1. Calling your partner your “everything”.
A friend of mine, after dating a girl for about six months, texted me and said, “she means everything to me.” Six months after that, he proposed, and now they’re married.
I’m sure they’ll stay “happily-ever-after” married forever. But sometimes I still think about that text and feel a little like: uh. k.
When you make your partner your “everything,” you are saying that everything else — yourself included — is nothing.
You’re suggesting— like, out loud— that the rest of your life doesn’t mean anything. That without your partner in it, you’d be left with little to live for.
That’s not romantic. It’s not cute. And it’s definitely not healthy.
2. Constant communication.
Look, communication is good. Great. Real pillar of a strong relationship right there — good job.
Constant communication, however, is weird. And not okay.
One of my guy friends started dating this girl, and I don’t know if it was her or him or both of them (my money’s on both) but those two would talk on the phone like a dozen times a day. She would just call him sporadically with something that, the first few times, seemed like a legitimate important issue, and he’d excuse himself and be all, “brb” but then wouldn’t come back for like an hour.
And it would happen multiple times a day. Always.
And then he damn married her. And as far as I know, they still spend hours of their days doing this.
That’s not okay after like 7th grade. What the hell are you people doing with your lives? Emotional self-sufficiency goes a long, long way. You shouldn’t be relying on your partner for company or reassurance any time you have a thought or eat something.
3. Thinking all of your emotions are valid.
Sweetie, I tell you this because I care about you: not all of your emotions have legs.
Yes, your emotions are real — nobody is telling you you aren’t allowed to feel what you feel. Absolutely, acknowledge everything that you feel if that makes you feel good. But acknowledging that you feel something doesn’t mean those feelings need to be acknowledged and honoured by everyone else.
Some sh*t should be self-managed.
Just like every thought that pops into our heads isn’t worth saying out loud, sometimes every emotion that you have isn’t worth saying out loud. Some of those should feelings are half-baked and better off regulated by yourself.

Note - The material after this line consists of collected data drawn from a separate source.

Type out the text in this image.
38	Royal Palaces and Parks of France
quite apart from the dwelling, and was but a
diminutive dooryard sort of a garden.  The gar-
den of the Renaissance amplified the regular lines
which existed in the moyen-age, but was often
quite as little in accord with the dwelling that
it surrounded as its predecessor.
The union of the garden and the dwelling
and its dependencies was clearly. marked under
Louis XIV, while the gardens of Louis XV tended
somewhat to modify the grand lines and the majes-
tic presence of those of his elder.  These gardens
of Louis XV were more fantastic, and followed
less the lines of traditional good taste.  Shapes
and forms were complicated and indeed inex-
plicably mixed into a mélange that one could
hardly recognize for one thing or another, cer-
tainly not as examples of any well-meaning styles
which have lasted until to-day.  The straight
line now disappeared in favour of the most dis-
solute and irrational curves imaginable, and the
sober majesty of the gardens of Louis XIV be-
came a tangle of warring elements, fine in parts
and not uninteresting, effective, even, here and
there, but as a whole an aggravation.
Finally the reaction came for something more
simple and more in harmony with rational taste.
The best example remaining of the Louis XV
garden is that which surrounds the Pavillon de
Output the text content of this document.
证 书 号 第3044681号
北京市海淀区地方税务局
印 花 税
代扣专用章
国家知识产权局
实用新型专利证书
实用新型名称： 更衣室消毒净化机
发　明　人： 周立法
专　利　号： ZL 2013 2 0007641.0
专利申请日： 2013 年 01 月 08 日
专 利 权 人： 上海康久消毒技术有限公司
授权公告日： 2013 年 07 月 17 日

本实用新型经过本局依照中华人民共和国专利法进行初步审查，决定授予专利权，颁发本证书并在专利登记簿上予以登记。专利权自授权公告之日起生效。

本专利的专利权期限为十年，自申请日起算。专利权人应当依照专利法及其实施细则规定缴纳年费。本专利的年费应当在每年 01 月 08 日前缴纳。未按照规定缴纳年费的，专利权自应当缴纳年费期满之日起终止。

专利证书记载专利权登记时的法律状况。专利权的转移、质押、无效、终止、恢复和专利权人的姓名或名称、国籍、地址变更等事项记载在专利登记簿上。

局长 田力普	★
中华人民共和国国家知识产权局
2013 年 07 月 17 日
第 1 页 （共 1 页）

4. Asking them to ‘fix’ your emotional issues.
Similar, but bigger picture.
Your partner is not responsible for your emotional wellbeing. Nobody can fix your emotional issues but you.
Your partner “not being there for you,” or being “unsympathetic to your crappy day,” or being “distant” during a hug, or going out with friends instead of comforting you — all examples of you expecting them to take care of you, instead of taking care of yourself.
“Blaming our partners for our emotions is a subtle form of selfishness, and a classic example of the poor maintenance of personal boundaries. When you set a precedent that your partner is responsible for how you feel at all times (and vice-versa), you will develop codependent tendencies.”